A state lawmaker and a major advocacy group are pushing stiffer penalties for short-staffed nursing homes as a way to limit deadly sepsis infections and boost overall care.
“You would think that anytime you put your loved one in a nursing home, the care would be there, because it’s supposed to be regulated, but we find that’s not the case,” said state Sen. Jacqueline Collins, D-Chicago, who introduced reform legislation this week.
Collins and AARP Illinois are supporting the legislation partly in response to the findings of an investigation published in September by Kaiser Health News and the Chicago Tribune. The investigation found that about 6,000 Illinois nursing home patients a year who were hospitalized had sepsis, with roughly 1 in 5 dying.
Sepsis is a bloodstream infection that can develop in bedridden patients with pneumonia, urinary tract infections and other conditions, such as pressure sores. Regulators and patient advocates blame much of the problem on low staffing to monitor everything from falls to bedsores and infections that can develop into sepsis, putting a patient’s life in danger.

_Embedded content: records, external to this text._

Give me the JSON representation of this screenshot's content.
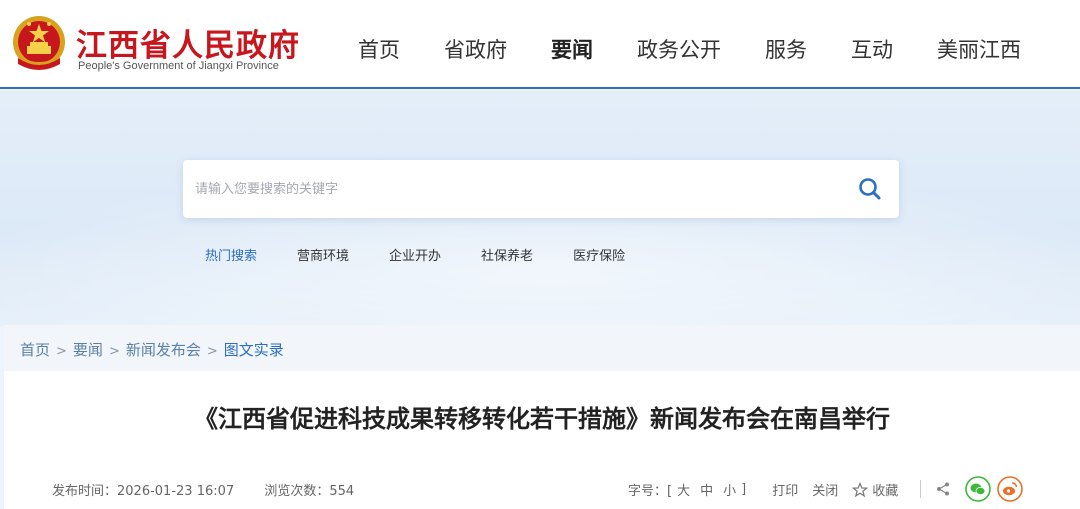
{
  "header": {
    "logo_cn": "江西省人民政府",
    "logo_en": "People's Government of Jiangxi Province",
    "nav": [
      {
        "label": "首页"
      },
      {
        "label": "省政府"
      },
      {
        "label": "要闻",
        "active": true
      },
      {
        "label": "政务公开"
      },
      {
        "label": "服务"
      },
      {
        "label": "互动"
      },
      {
        "label": "美丽江西"
      }
    ]
  },
  "search": {
    "placeholder": "请输入您要搜索的关键字",
    "value": "",
    "hot_label": "热门搜索",
    "hot_items": [
      "营商环境",
      "企业开办",
      "社保养老",
      "医疗保险"
    ]
  },
  "breadcrumb": {
    "items": [
      "首页",
      "要闻",
      "新闻发布会"
    ],
    "current": "图文实录",
    "separator": ">"
  },
  "article": {
    "title": "《江西省促进科技成果转移转化若干措施》新闻发布会在南昌举行",
    "publish_label": "发布时间：",
    "publish_time": "2026-01-23 16:07",
    "views_label": "浏览次数：",
    "views": "554"
  },
  "tools": {
    "font_label": "字号：[",
    "font_large": "大",
    "font_mid": "中",
    "font_small": "小",
    "font_end": "]",
    "print": "打印",
    "close": "关闭",
    "favorite": "收藏"
  },
  "colors": {
    "brand_red": "#c8161d",
    "accent_blue": "#2b6fc2",
    "wechat_green": "#3db83a",
    "weibo_orange": "#e8702a"
  }
}
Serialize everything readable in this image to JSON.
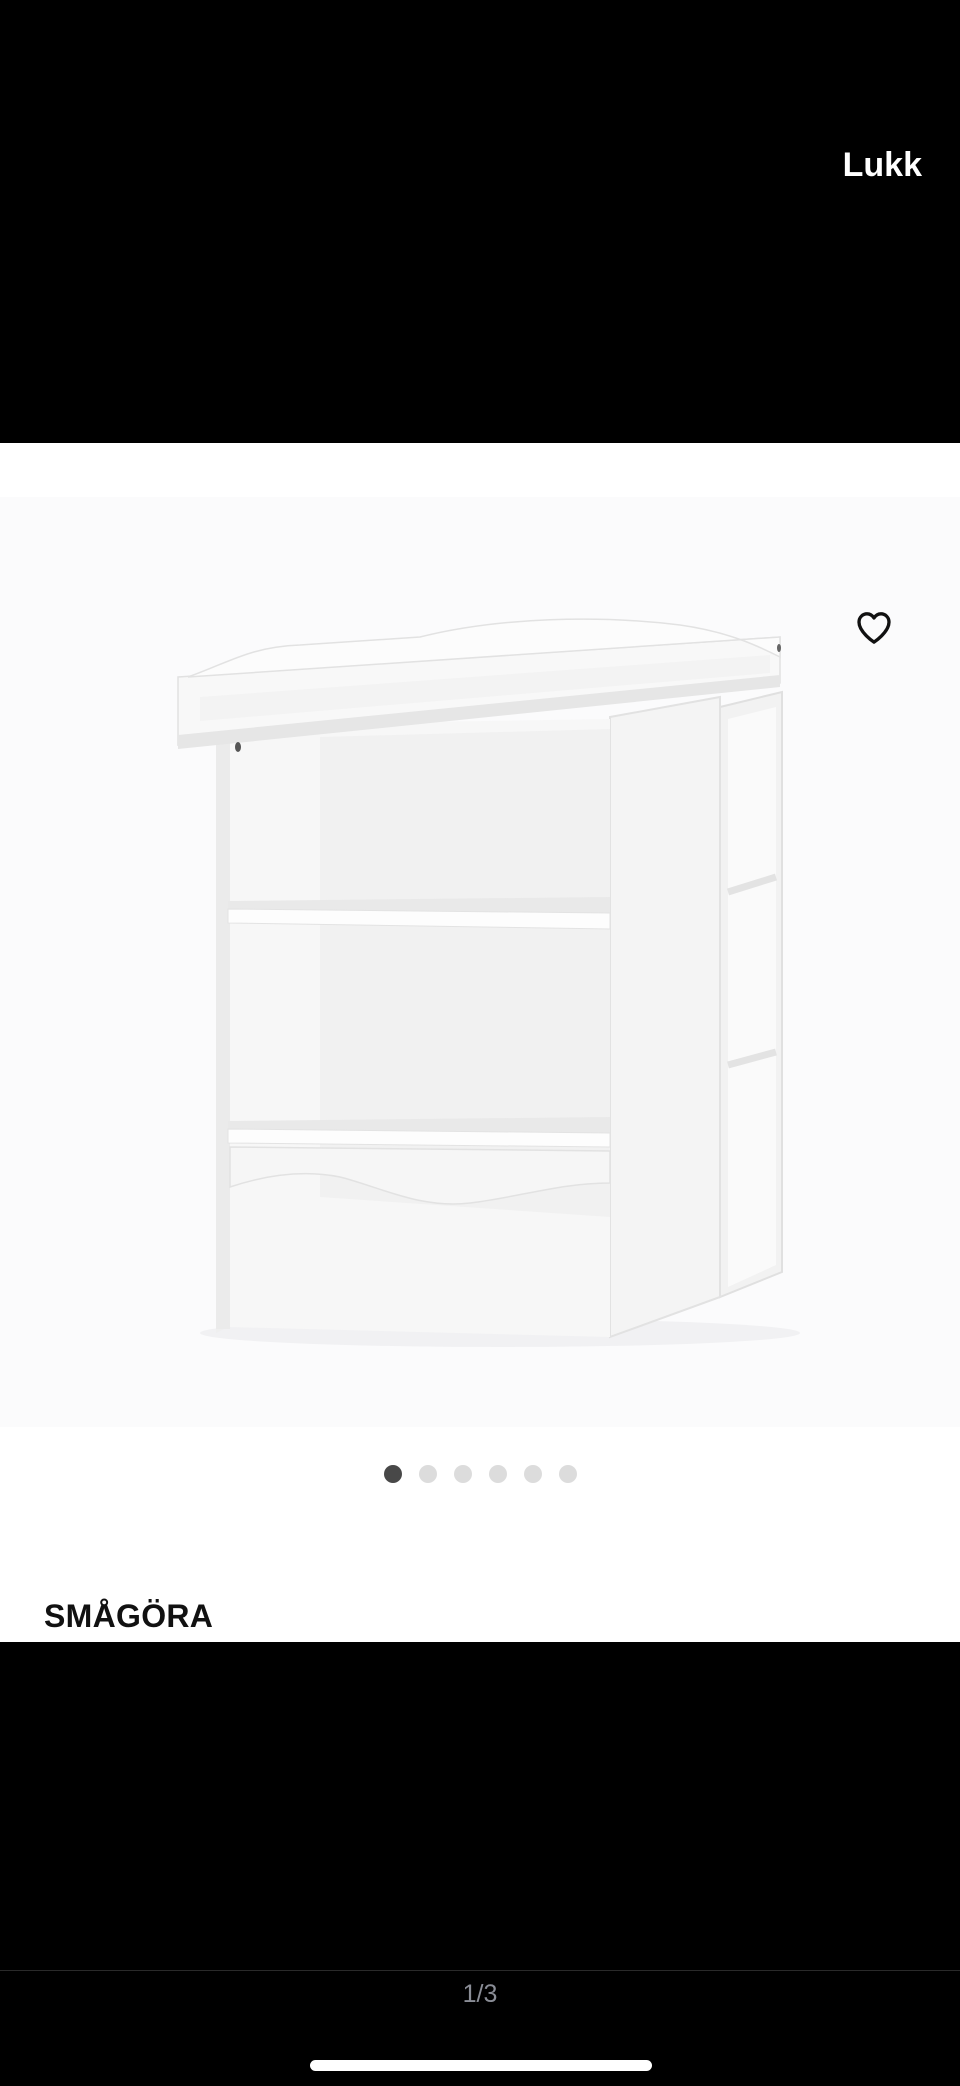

The investigation found staffing levels for nurses and aides in Illinois nursing homes were among the lowest in the country. In the six-county Chicago area, 78 percent of the facilities’ staffing levels fell below the national average.
There is little agreement on how many caregivers should be employed by nursing homes, nor any federal regulations setting a rate per-resident. A recommendation from a 2001 federal study suggested 4.1 hours of total nursing time per resident.
Illinois, like most states, has a lower legal standard: requiring at least 2.5 hours of direct care daily for residents. Yet, the joint KHN Tribune investigation found that at least a fourth of Chicago-area nursing home residents live in facilities that aren’t consistently providing that much care.
Collins’ bill wouldn’t change that standard. But it would require state regulators to obtain detailed Medicaid payroll data submitted by each facility, along with each facility’s own data, and then calculate each quarter if the homes met that standard. It is similar to how the KHN Tribune investigation studied staffing.
Those homes that failed would be fined at least twice the money saved by not staffing properly. Plus those homes would have to post at all doorways a notice alerting the public that, in the previous quarter, the homes had failed to provide proper staffing.
The bill also would make it harder for homes to administer psychotropic medicine to residents without their consent or that of their families. Collins said she believes the issues are connected, with understaffed homes turning to these powerful drugs to sedate residents instead of properly caring for them.
AARP Illinois’ associate state director, Lori Hendren, told the Tribune that her group has increasingly received complaints across the state of horror stories of people struggling with inadequate care in understaffed homes.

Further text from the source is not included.